The purpose of credit scores
Credit scores generally serve two purposes:
- They help lenders underwrite risk. A borrower’s credit score helps lenders determine if that person is a good fit for a product.
- They give consumers some sense of their creditworthiness. A person can get an idea of what products they might apply for, which ultimately depends on lenders using that score for underwriting.
The issue with a credit score is that it’s a singular number meant to demonstrate an individual’s creditworthiness. As an “average” of numerous factors, it doesn’t tell the entire story.
Why credit scores are flawed
The issue with a credit score is that it’s a singular number meant to demonstrate an individual’s creditworthiness.

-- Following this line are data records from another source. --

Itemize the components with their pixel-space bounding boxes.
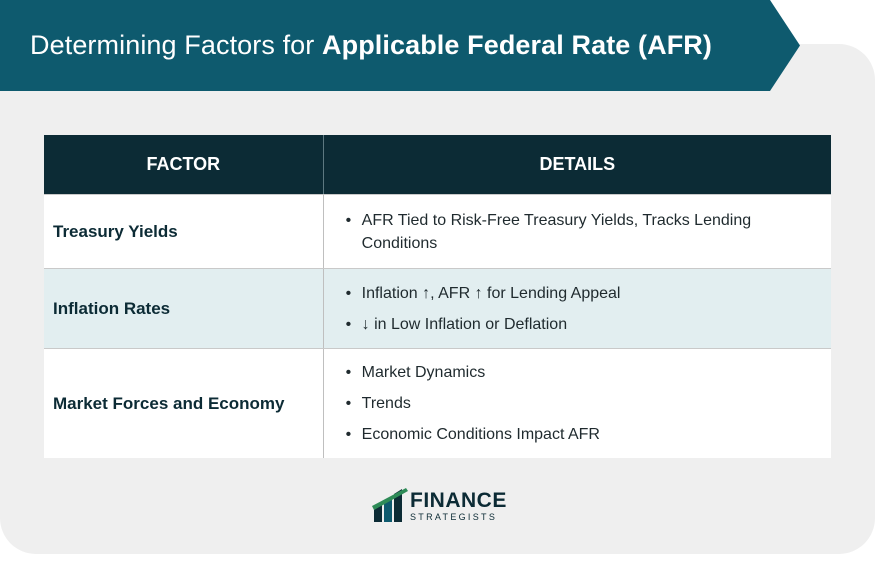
- details-cell: • Market Dynamics • Trends • Economic Condi…: [324, 349, 831, 458]
- header-factor: FACTOR: [44, 135, 324, 194]
- title-bold: Applicable Federal Rate (AFR): [322, 30, 712, 60]
- factor-cell: Treasury Yields: [44, 195, 324, 268]
- factors-table: FACTOR DETAILS Treasury Yields • AFR Tied…: [44, 135, 831, 458]
- bullet-dot: •: [345, 211, 352, 229]
- table-row: Market Forces and Economy • Market Dynami…: [44, 348, 831, 458]
- logo-main-text: FINANCE: [410, 489, 507, 512]
- detail-text: Trends: [361, 395, 411, 412]
- factor-cell: Inflation Rates: [44, 269, 324, 348]
- detail-item: • Inflation ↑, AFR ↑ for Lending Appeal: [346, 282, 831, 305]
- finance-strategists-logo: FINANCE STRATEGISTS: [372, 488, 507, 524]
- detail-text: Market Dynamics: [361, 364, 486, 381]
- title-light: Determining Factors for: [30, 30, 322, 60]
- bullet-dot: •: [345, 426, 352, 443]
- detail-text: Economic Conditions Impact AFR: [361, 426, 600, 443]
- bullet-dot: •: [345, 364, 352, 381]
- detail-item: • Trends: [346, 392, 831, 415]
- factor-cell: Market Forces and Economy: [44, 349, 324, 458]
- detail-item: • ↓ in Low Inflation or Deflation: [346, 313, 831, 336]
- bullet-dot: •: [345, 284, 352, 302]
- header-details: DETAILS: [539, 154, 616, 174]
- table-row: Treasury Yields • AFR Tied to Risk-Free T…: [44, 194, 831, 268]
- details-cell: • AFR Tied to Risk-Free Treasury Yields, …: [324, 195, 831, 268]
- bullet-dot: •: [345, 315, 352, 333]
- finance-strategists-logo-icon: [372, 488, 408, 522]
- details-cell: • Inflation ↑, AFR ↑ for Lending Appeal •…: [324, 269, 831, 348]
- page-title: Determining Factors for Applicable Feder…: [30, 30, 712, 61]
- bullet-dot: •: [345, 395, 352, 412]
- detail-text: ↓ in Low Inflation or Deflation: [361, 315, 568, 333]
- detail-text: AFR Tied to Risk-Free Treasury Yields, T…: [361, 211, 752, 252]
- table-header: FACTOR DETAILS: [44, 135, 831, 194]
- title-banner: Determining Factors for Applicable Feder…: [0, 0, 800, 91]
- detail-item: • Market Dynamics: [346, 361, 831, 384]
- logo-sub-text: STRATEGISTS: [410, 512, 498, 522]
- detail-item: • Economic Conditions Impact AFR: [346, 423, 831, 446]
- table-row: Inflation Rates • Inflation ↑, AFR ↑ for …: [44, 268, 831, 348]
- detail-text: Inflation ↑, AFR ↑ for Lending Appeal: [361, 284, 621, 302]
- detail-item: • AFR Tied to Risk-Free Treasury Yields, …: [346, 209, 831, 255]
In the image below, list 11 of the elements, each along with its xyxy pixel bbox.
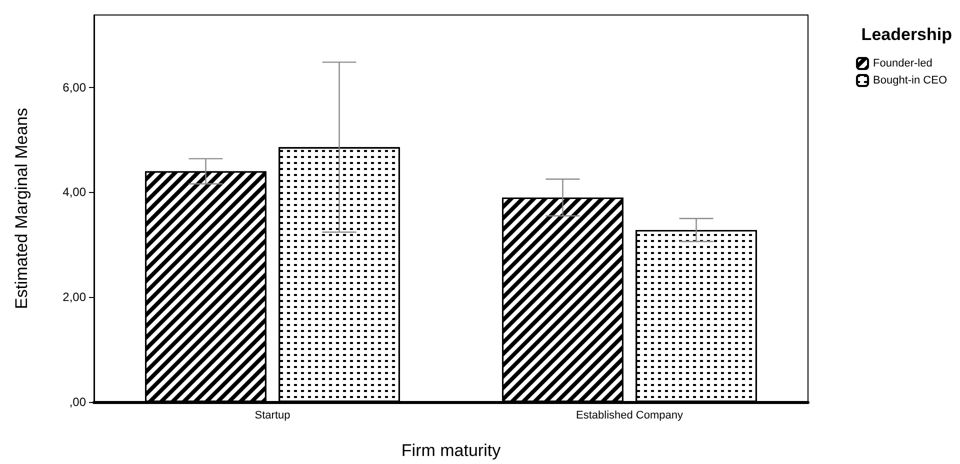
x-axis-title: Firm maturity (401, 441, 502, 460)
legend-label: Bought-in CEO (873, 74, 948, 86)
y-tick-label: ,00 (69, 395, 86, 409)
legend-title: Leadership (861, 25, 952, 44)
x-tick-label: Startup (254, 410, 290, 422)
y-tick-label: 4,00 (62, 185, 86, 200)
legend-label: Founder-led (873, 58, 932, 70)
y-tick-label: 6,00 (62, 80, 86, 94)
x-tick-label: Established Company (576, 410, 684, 422)
y-tick-label: 2,00 (62, 290, 86, 304)
y-axis-title: Estimated Marginal Means (12, 108, 31, 310)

As an “average” of numerous factors, it doesn’t tell the entire story. A consumer can be highly creditworthy for some types of credit and non-creditworthy for others, which isn't communicated to potential lenders. Thus, lenders have a very limited understanding of a prospective borrower’s risk across multiple products.
Let’s say we’re talking about a $500, $5,000 and $50,000 loan vs. a $5 million mortgage for one consumer. Consumers should have very different elements of creditworthiness for each product, but with a credit score, do not.
The idea of a lower credit score requirement for some products and a higher requirement for others might make intuitive sense. The problem is that it could leave out a lot of prospective borrowers who might be extremely creditworthy for smaller dollar, shorter duration loans. While they might be creditworthy for a credit card, they might be too risky for a mortgage. Their credit score, however, could prevent them from obtaining either.
In essence, the idea that a single credit score can capture a consumer’s creditworthiness is innaccurate, especially when a lender is applying that same score across multiple — and very different — products.
On the consumer side
For consumers, a way to see what types of products they might qualify for and, more importantly, what they can do to become more creditworthy, can be extremely helpful.
The real value is how a consumer can improve their likelihood of qualifying or getting approved for credit in the future.
An alternative solution
A single credit score isn’t enough to give lenders an accurate representation of a prospective borrower’s creditworthiness. While they might not qualify for a high-dollar loan, they could be perfectly creditworthy for small-dollar loans or a credit card. Unfortunately, their credit score might not show this, which is why lenders need a different approach.
Rather than thinking of a credit score as one number per person, a better way would be to score per credit product for one person. Then, lenders might get a more accurate picture of a borrower’s actual creditworthiness and ultimately, approve more borrowers without increasing risk.